The Federal Circuit then analyzed the phrase “no longer appropriate,” and agreed with the Government’s broader view that the modification authority includes situations where increased action is appropriate because the prior action taken was insufficient to its stated purpose.  Thus, USTR is permitted to increase tariffs under Section 307(a)(1)(C) because the prior action/tariffs were insufficient, and thus, “no longer appropriate.”  And even though in the five prior instances in which USTR invoked Section 307(a)(1)(C) it only did so to reduce or terminate the tariffs, the Federal Circuit found that such prior actions are insufficient to impose a limit that is not expressly required by the statute’s text.

Constitutional Considerations

The Federal Circuit also considered whether Section 307(a)(1)(C) violates the Constitution.  The Court observed that where non-delegation concerns are raised, the relevant question is whether Congress has supplied an “intelligible principle” to guide the delegee’s use of discretion.  It found that Section 307(a)(1)(C) plainly provides an intelligible principle for USTR’s authority to modify a discretionary action because it authorizes only those actions that would have been permissible in the first instance under Section 301(b) – in particular, those actions appropriate to obtain the elimination of the foreign practices found to be unfair after USTR’s full investigation.

It also rejected the argument that USTR’s modifications implicate the major questions doctrine, which prevents agencies from claiming “[e]xtraordinary grants of regulatory authority” based on “vague” or “modest words” where they may be “reason to hesitate before concluding that Congress meant to confer such authority.”   It distinguished several cases where the major questions doctrine was implicated, including its recent decision in V.O.S. Selections, which concerns the legal authority to impose tariffs under the International Emergency Economic Powers Act (IEEPA).  In V.O.S. Selections, the Federal Circuit found that the IEEPA tariffs at issue were “unheralded” and “transformative,” the government had never previously claimed powers of the magnitude claimed under IEEPA, the “basic and consequential tradeoffs” inherent in the President’s decision to impose the IEEPA tariffs were “ones that Congress would likely have intended for itself,” and there was “no clear congressional authorization by IEEPA for tariffs of the magnitude” of those implemented.  Conversely, Federal Circuit found that the Lists 3 and 4A tariffs do not involve a transformation of USTR’s regulatory authority, and at best, may be a new use of its regulatory authority.

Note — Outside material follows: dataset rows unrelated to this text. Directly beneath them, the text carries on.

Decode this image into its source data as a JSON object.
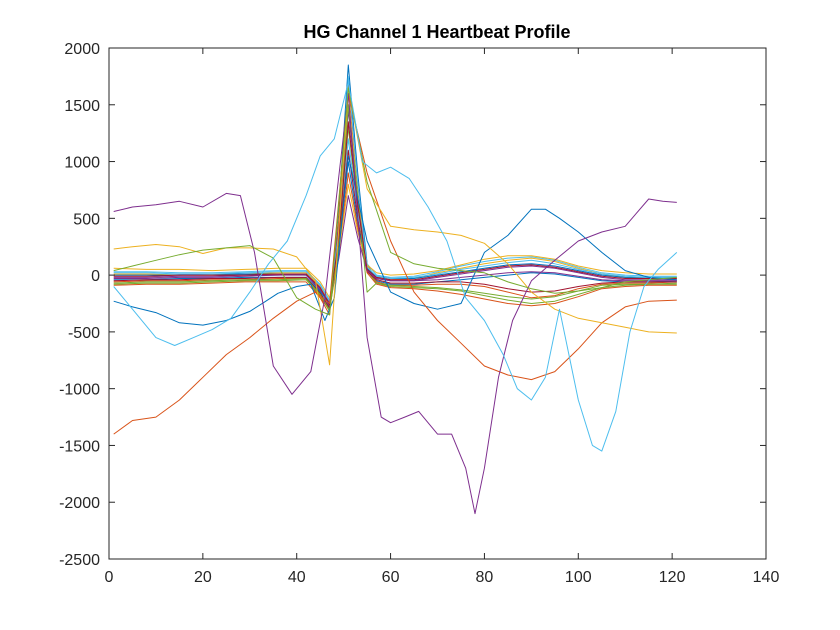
{
  "chart_data": {
    "type": "line",
    "title": "HG Channel 1 Heartbeat Profile",
    "xlabel": "",
    "ylabel": "",
    "xlim": [
      0,
      140
    ],
    "ylim": [
      -2500,
      2000
    ],
    "xticks": [
      0,
      20,
      40,
      60,
      80,
      100,
      120,
      140
    ],
    "yticks": [
      2000,
      1500,
      1000,
      500,
      0,
      -500,
      -1000,
      -1500,
      -2000,
      -2500
    ],
    "xtick_labels": [
      "0",
      "20",
      "40",
      "60",
      "80",
      "100",
      "120",
      "140"
    ],
    "ytick_labels": [
      "2000",
      "1500",
      "1000",
      "500",
      "0",
      "-500",
      "-1000",
      "-1500",
      "-2000",
      "-2500"
    ],
    "grid": false,
    "legend": "none",
    "colors": [
      "#0072BD",
      "#D95319",
      "#EDB120",
      "#7E2F8E",
      "#77AC30",
      "#4DBEEE",
      "#A2142F"
    ],
    "series": [
      {
        "x": [
          1,
          8,
          15,
          22,
          29,
          36,
          42,
          45,
          47,
          49,
          51,
          53,
          55,
          57,
          60,
          65,
          70,
          75,
          80,
          85,
          90,
          95,
          100,
          105,
          110,
          115,
          121
        ],
        "y": [
          -40,
          -40,
          -30,
          -30,
          -20,
          -20,
          -20,
          -150,
          -300,
          600,
          1850,
          900,
          100,
          -50,
          -80,
          -80,
          -60,
          -40,
          -20,
          0,
          20,
          10,
          -20,
          -50,
          -60,
          -60,
          -50
        ]
      },
      {
        "x": [
          1,
          8,
          15,
          22,
          29,
          36,
          42,
          45,
          47,
          49,
          51,
          53,
          55,
          57,
          60,
          65,
          70,
          75,
          80,
          85,
          90,
          95,
          100,
          105,
          110,
          115,
          121
        ],
        "y": [
          -60,
          -50,
          -50,
          -40,
          -40,
          -30,
          -30,
          -200,
          -350,
          500,
          1700,
          800,
          50,
          -60,
          -90,
          -90,
          -80,
          -80,
          -100,
          -150,
          -200,
          -180,
          -120,
          -80,
          -70,
          -70,
          -60
        ]
      },
      {
        "x": [
          1,
          8,
          15,
          22,
          29,
          36,
          42,
          45,
          47,
          49,
          51,
          53,
          55,
          57,
          60,
          65,
          70,
          75,
          80,
          85,
          90,
          95,
          100,
          105,
          110,
          115,
          121
        ],
        "y": [
          10,
          10,
          0,
          0,
          10,
          20,
          20,
          -100,
          -250,
          400,
          1600,
          700,
          80,
          -20,
          -40,
          -30,
          20,
          60,
          100,
          130,
          150,
          120,
          60,
          10,
          -20,
          -30,
          -30
        ]
      },
      {
        "x": [
          1,
          8,
          15,
          22,
          29,
          36,
          42,
          45,
          47,
          49,
          51,
          53,
          55,
          57,
          60,
          65,
          70,
          75,
          80,
          85,
          90,
          95,
          100,
          105,
          110,
          115,
          121
        ],
        "y": [
          -20,
          -20,
          -10,
          -10,
          0,
          0,
          10,
          -120,
          -280,
          450,
          1450,
          650,
          60,
          -30,
          -50,
          -50,
          -20,
          10,
          40,
          70,
          80,
          60,
          20,
          -20,
          -40,
          -40,
          -40
        ]
      },
      {
        "x": [
          1,
          8,
          15,
          22,
          29,
          36,
          42,
          45,
          47,
          49,
          51,
          53,
          55,
          57,
          60,
          65,
          70,
          75,
          80,
          85,
          90,
          95,
          100,
          105,
          110,
          115,
          121
        ],
        "y": [
          -80,
          -70,
          -70,
          -60,
          -50,
          -50,
          -40,
          -180,
          -320,
          350,
          1300,
          600,
          40,
          -70,
          -100,
          -110,
          -120,
          -140,
          -180,
          -220,
          -250,
          -230,
          -170,
          -110,
          -90,
          -80,
          -80
        ]
      },
      {
        "x": [
          1,
          8,
          15,
          22,
          29,
          36,
          42,
          45,
          47,
          49,
          51,
          53,
          55,
          57,
          60,
          65,
          70,
          75,
          80,
          85,
          90,
          95,
          100,
          105,
          110,
          115,
          121
        ],
        "y": [
          30,
          30,
          20,
          20,
          30,
          40,
          40,
          -80,
          -220,
          300,
          1200,
          550,
          100,
          0,
          -20,
          -10,
          30,
          80,
          120,
          150,
          160,
          130,
          70,
          20,
          0,
          -10,
          -10
        ]
      },
      {
        "x": [
          1,
          8,
          15,
          22,
          29,
          36,
          42,
          45,
          47,
          49,
          51,
          53,
          55,
          57,
          60,
          65,
          70,
          75,
          80,
          85,
          90,
          95,
          100,
          105,
          110,
          115,
          121
        ],
        "y": [
          -50,
          -40,
          -40,
          -30,
          -30,
          -20,
          -20,
          -160,
          -290,
          280,
          1100,
          500,
          30,
          -40,
          -70,
          -70,
          -60,
          -60,
          -80,
          -120,
          -150,
          -140,
          -100,
          -70,
          -60,
          -60,
          -60
        ]
      },
      {
        "x": [
          1,
          8,
          15,
          22,
          29,
          36,
          42,
          45,
          47,
          49,
          51,
          53,
          55,
          57,
          60,
          65,
          70,
          75,
          80,
          85,
          90,
          95,
          100,
          105,
          110,
          115,
          121
        ],
        "y": [
          0,
          0,
          0,
          10,
          10,
          10,
          0,
          -140,
          -260,
          250,
          1000,
          450,
          60,
          -10,
          -30,
          -30,
          0,
          30,
          60,
          90,
          100,
          80,
          40,
          0,
          -20,
          -20,
          -20
        ]
      },
      {
        "x": [
          1,
          8,
          15,
          22,
          29,
          36,
          42,
          45,
          47,
          49,
          51,
          53,
          55,
          57,
          60,
          65,
          70,
          75,
          80,
          85,
          90,
          95,
          100,
          105,
          110,
          115,
          121
        ],
        "y": [
          -90,
          -80,
          -80,
          -70,
          -60,
          -60,
          -60,
          -200,
          -300,
          200,
          900,
          420,
          20,
          -80,
          -110,
          -120,
          -140,
          -170,
          -210,
          -250,
          -270,
          -250,
          -190,
          -120,
          -100,
          -90,
          -90
        ]
      },
      {
        "x": [
          1,
          8,
          15,
          22,
          29,
          36,
          42,
          45,
          47,
          49,
          51,
          53,
          55,
          57,
          60,
          65,
          70,
          75,
          80,
          85,
          90,
          95,
          100,
          105,
          110,
          115,
          121
        ],
        "y": [
          60,
          50,
          50,
          40,
          50,
          60,
          60,
          -60,
          -200,
          200,
          800,
          380,
          90,
          20,
          0,
          10,
          40,
          90,
          140,
          170,
          170,
          140,
          80,
          40,
          20,
          10,
          10
        ]
      },
      {
        "x": [
          1,
          8,
          15,
          22,
          29,
          36,
          42,
          45,
          47,
          49,
          51,
          53,
          55,
          57,
          60,
          65,
          70,
          75,
          80,
          85,
          90,
          95,
          100,
          105,
          110,
          115,
          121
        ],
        "y": [
          -30,
          -30,
          -20,
          -20,
          -10,
          0,
          0,
          -130,
          -240,
          150,
          700,
          330,
          40,
          -30,
          -50,
          -50,
          -40,
          -20,
          0,
          20,
          30,
          20,
          -10,
          -40,
          -50,
          -50,
          -50
        ]
      },
      {
        "x": [
          1,
          8,
          15,
          22,
          29,
          36,
          42,
          45,
          47,
          49,
          51,
          53,
          55,
          57,
          60,
          65,
          70,
          75,
          80,
          85,
          90,
          95,
          100,
          105,
          110,
          115,
          121
        ],
        "y": [
          -70,
          -60,
          -60,
          -50,
          -40,
          -40,
          -30,
          -170,
          -310,
          250,
          1500,
          700,
          -150,
          -70,
          -90,
          -100,
          -110,
          -130,
          -160,
          -190,
          -210,
          -190,
          -140,
          -90,
          -80,
          -80,
          -70
        ]
      },
      {
        "x": [
          1,
          8,
          15,
          22,
          29,
          36,
          42,
          45,
          47,
          49,
          51,
          53,
          55,
          57,
          60,
          65,
          70,
          75,
          80,
          85,
          90,
          95,
          100,
          105,
          110,
          115,
          121
        ],
        "y": [
          20,
          20,
          10,
          10,
          20,
          30,
          30,
          -90,
          -230,
          380,
          1750,
          820,
          70,
          -10,
          -30,
          -20,
          10,
          50,
          80,
          110,
          130,
          100,
          50,
          10,
          -10,
          -20,
          -20
        ]
      },
      {
        "x": [
          1,
          8,
          15,
          22,
          29,
          36,
          42,
          45,
          47,
          49,
          51,
          53,
          55,
          57,
          60,
          65,
          70,
          75,
          80,
          85,
          90,
          95,
          100,
          105,
          110,
          115,
          121
        ],
        "y": [
          -10,
          -10,
          0,
          0,
          0,
          10,
          10,
          -110,
          -260,
          330,
          1350,
          620,
          50,
          -20,
          -40,
          -40,
          -10,
          20,
          50,
          80,
          90,
          70,
          30,
          -10,
          -30,
          -30,
          -30
        ]
      },
      {
        "x": [
          1,
          5,
          10,
          15,
          20,
          25,
          30,
          33,
          36,
          40,
          43,
          46,
          48,
          51,
          55,
          60,
          65,
          70,
          75,
          80,
          85,
          90,
          93,
          96,
          100,
          105,
          110,
          115,
          121
        ],
        "y": [
          -230,
          -280,
          -330,
          -420,
          -440,
          -400,
          -320,
          -240,
          -160,
          -100,
          -80,
          -400,
          -200,
          1050,
          300,
          -150,
          -250,
          -300,
          -250,
          200,
          350,
          580,
          580,
          500,
          380,
          200,
          40,
          -20,
          -40
        ]
      },
      {
        "x": [
          1,
          5,
          10,
          15,
          20,
          25,
          30,
          35,
          40,
          44,
          47,
          51,
          55,
          60,
          65,
          70,
          75,
          80,
          85,
          90,
          95,
          100,
          105,
          110,
          115,
          121
        ],
        "y": [
          -1400,
          -1280,
          -1250,
          -1100,
          -900,
          -700,
          -550,
          -380,
          -230,
          -150,
          -250,
          1600,
          900,
          300,
          -150,
          -400,
          -600,
          -800,
          -880,
          -920,
          -850,
          -650,
          -420,
          -280,
          -230,
          -220
        ]
      },
      {
        "x": [
          1,
          5,
          10,
          15,
          20,
          25,
          30,
          35,
          40,
          44,
          47,
          51,
          55,
          60,
          65,
          70,
          75,
          80,
          85,
          90,
          95,
          100,
          105,
          110,
          115,
          121
        ],
        "y": [
          230,
          250,
          270,
          250,
          190,
          240,
          240,
          230,
          160,
          -50,
          -790,
          1650,
          760,
          430,
          400,
          380,
          350,
          280,
          100,
          -150,
          -300,
          -380,
          -420,
          -460,
          -500,
          -510
        ]
      },
      {
        "x": [
          1,
          5,
          10,
          15,
          20,
          25,
          28,
          31,
          35,
          39,
          43,
          46,
          51,
          55,
          58,
          60,
          63,
          66,
          70,
          73,
          76,
          78,
          80,
          83,
          86,
          90,
          95,
          100,
          105,
          110,
          115,
          118,
          121
        ],
        "y": [
          560,
          600,
          620,
          650,
          600,
          720,
          700,
          200,
          -800,
          -1050,
          -850,
          -200,
          1600,
          -550,
          -1250,
          -1300,
          -1250,
          -1200,
          -1400,
          -1400,
          -1700,
          -2100,
          -1700,
          -900,
          -400,
          -50,
          130,
          300,
          380,
          430,
          670,
          650,
          640
        ]
      },
      {
        "x": [
          1,
          5,
          10,
          15,
          20,
          25,
          30,
          35,
          40,
          44,
          47,
          51,
          55,
          60,
          65,
          70,
          75,
          80,
          85,
          90,
          95,
          100,
          105,
          110,
          115,
          121
        ],
        "y": [
          40,
          80,
          130,
          180,
          220,
          240,
          260,
          150,
          -200,
          -300,
          -350,
          1650,
          820,
          200,
          100,
          60,
          40,
          20,
          -60,
          -120,
          -160,
          -140,
          -110,
          -60,
          -40,
          -20
        ]
      },
      {
        "x": [
          1,
          5,
          10,
          14,
          18,
          22,
          26,
          30,
          34,
          38,
          42,
          45,
          48,
          51,
          54,
          57,
          60,
          64,
          68,
          72,
          76,
          80,
          84,
          87,
          90,
          93,
          96,
          100,
          103,
          105,
          108,
          111,
          114,
          117,
          121
        ],
        "y": [
          -100,
          -300,
          -550,
          -620,
          -550,
          -480,
          -380,
          -150,
          100,
          300,
          700,
          1050,
          1200,
          1700,
          1000,
          900,
          950,
          850,
          600,
          300,
          -200,
          -400,
          -700,
          -1000,
          -1100,
          -900,
          -300,
          -1100,
          -1500,
          -1550,
          -1200,
          -500,
          -100,
          50,
          200
        ]
      }
    ]
  }
}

Administrative Protective Act (APA) Requirements

The Federal Circuit dismissed arguments that USTR violated the APA’s rulemaking requirements by failing to consider and adequately respond to significant public comments expressing concerns with Lists 3 and 4A.  In addition, it disagreed with the Government’s argument on appeal that USTR is not required to respond to comments because the subject of the challenged modifications fell within the APA’s foreign affairs exemption.  It affirmed the CIT’s holding that the exemption does not apply because “the Government’s invocation of the exemption is entirely post hoc and inconsistent with the manner in which USTR conducted the modification processes.”  Finally, it also found that the CIT’s remand to USTR to elaborate the basis for its modifications was appropriate, and that USTR’s additional detail provided on remand cured the original deficiencies in its notice-and-comment procedures. 

Next Steps?

The appellants have the option to file a petition for rehearing en banc at the Federal Circuit or to file a petition for writ of certiorari with the Supreme Court.  If they choose not to further challenge the Federal Circuit’s decision, it will become final and conclusive.